The division bench of Justices Manmohan Sarin and Madan B. Lokur debarred R.K. Anand, the defence lawyer, and I.U. Khan, the special public prosecutor, from practising for four months and slapped them with a fine of Rs.2,000 each after the authenticity of a undercover operation conducted by NDTV was established.

The sting, conducted last year, showed the advocates asking Sunil Kulkarni to change his testimony to favour Sanjeev Nanda, accused of mowing down six people on Lodhi Road in central Delhi in the early hours of Jan 10, 1999.

Senior lawyer Lalit Bhasin said: “This jurisdiction vests with the Bar Council of India.

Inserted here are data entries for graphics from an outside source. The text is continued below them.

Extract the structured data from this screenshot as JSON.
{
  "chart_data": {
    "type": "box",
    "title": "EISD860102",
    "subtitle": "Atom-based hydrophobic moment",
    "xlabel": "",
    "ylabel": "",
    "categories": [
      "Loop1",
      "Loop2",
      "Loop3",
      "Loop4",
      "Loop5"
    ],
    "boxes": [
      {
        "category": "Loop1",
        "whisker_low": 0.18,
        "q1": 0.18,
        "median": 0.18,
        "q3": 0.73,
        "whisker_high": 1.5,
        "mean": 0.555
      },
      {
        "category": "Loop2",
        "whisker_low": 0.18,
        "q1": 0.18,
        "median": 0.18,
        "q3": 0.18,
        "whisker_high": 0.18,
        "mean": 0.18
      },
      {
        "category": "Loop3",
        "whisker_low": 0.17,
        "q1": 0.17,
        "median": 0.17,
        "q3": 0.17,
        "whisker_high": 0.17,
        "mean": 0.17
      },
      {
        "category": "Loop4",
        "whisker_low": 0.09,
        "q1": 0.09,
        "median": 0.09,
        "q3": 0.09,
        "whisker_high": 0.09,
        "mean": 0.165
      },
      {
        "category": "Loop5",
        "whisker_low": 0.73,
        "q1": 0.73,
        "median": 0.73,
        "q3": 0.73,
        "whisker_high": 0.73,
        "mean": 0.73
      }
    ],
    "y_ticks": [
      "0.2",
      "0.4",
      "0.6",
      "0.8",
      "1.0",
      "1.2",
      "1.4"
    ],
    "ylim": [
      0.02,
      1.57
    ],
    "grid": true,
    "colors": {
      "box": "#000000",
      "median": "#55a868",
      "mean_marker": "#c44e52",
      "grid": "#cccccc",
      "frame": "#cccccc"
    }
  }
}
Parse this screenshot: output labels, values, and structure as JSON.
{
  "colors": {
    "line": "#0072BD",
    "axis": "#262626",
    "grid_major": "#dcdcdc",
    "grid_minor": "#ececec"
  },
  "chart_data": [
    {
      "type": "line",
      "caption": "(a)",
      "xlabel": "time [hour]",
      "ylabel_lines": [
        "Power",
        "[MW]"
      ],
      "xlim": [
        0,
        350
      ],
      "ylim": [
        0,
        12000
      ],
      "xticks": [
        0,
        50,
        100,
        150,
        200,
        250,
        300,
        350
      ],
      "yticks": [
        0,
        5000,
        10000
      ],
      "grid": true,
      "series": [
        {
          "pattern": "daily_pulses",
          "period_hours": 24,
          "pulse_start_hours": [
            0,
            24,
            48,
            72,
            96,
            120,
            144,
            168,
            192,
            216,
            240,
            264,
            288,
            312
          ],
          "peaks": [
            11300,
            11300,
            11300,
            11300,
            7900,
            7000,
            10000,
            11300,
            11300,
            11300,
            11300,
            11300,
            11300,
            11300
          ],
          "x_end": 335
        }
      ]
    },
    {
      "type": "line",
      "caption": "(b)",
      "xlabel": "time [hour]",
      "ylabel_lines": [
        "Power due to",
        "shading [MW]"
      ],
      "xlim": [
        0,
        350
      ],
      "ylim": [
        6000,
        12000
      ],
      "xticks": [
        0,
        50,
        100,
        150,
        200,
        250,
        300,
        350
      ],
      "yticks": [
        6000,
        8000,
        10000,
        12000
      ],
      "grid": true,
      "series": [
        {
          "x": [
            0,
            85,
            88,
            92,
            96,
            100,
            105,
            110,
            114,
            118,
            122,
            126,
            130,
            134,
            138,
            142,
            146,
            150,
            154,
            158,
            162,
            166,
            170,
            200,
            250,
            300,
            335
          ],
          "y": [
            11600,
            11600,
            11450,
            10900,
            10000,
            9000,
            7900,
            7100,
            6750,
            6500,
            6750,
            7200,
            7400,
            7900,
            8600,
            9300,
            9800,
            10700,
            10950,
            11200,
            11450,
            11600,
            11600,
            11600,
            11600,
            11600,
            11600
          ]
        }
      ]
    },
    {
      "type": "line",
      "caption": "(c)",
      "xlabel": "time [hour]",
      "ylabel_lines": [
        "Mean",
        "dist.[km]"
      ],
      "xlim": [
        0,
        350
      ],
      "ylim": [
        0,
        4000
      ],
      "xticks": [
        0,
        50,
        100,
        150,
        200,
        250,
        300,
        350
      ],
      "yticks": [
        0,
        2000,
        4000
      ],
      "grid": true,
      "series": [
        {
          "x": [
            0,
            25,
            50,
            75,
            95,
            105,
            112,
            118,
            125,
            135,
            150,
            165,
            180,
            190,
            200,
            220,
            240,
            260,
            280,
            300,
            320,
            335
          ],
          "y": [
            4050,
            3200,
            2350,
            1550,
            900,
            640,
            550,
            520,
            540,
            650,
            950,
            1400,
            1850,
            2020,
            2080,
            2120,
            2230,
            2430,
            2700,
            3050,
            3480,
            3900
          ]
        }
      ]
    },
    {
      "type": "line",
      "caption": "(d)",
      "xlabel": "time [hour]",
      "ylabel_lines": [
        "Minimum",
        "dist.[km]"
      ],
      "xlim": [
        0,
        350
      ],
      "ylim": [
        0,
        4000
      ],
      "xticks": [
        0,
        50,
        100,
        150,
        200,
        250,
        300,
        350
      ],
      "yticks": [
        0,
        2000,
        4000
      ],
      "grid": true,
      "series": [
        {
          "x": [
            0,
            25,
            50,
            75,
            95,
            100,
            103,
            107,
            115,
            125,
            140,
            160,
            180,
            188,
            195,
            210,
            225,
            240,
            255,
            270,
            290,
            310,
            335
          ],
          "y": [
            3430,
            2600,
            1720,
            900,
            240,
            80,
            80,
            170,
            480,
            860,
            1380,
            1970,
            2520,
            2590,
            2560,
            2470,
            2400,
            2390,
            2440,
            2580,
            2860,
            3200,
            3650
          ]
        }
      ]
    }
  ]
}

Generally the Bar takes cognizance of the conduct or misconduct of lawyer in accordance with the Advocate Act and the Bar Council of India’s rule.”

While senior lawyer Kamini Jaiswal agreed that the high court did not have the power to debar the lawyers, she called for stringent punishment for those engaging in malpractices.

“A constitutional bench of the Supreme Court has given the power to debar or cancel the license of a lawyer to the Bar Council of India. But what is peculiar is that so much time has passed but the Bar has not taken any decision in this regard.

“Moreover the punishment of debarring the lawyers from practice for four months and a fine of Rs.2,000 is highly inadequate. The reputation of the lawyers have taken a beating after the expose and a stringent punishment is called for the guilty,” Jaiswal said.

Bhasin, however, passed off the expose as a one-off incident.

“The expose is an aberration. The role of legal profession has not taken any beating, as right from the freedom struggle to the current cabinet, the lawyers are contributing largely in the public life,” Bhasin said.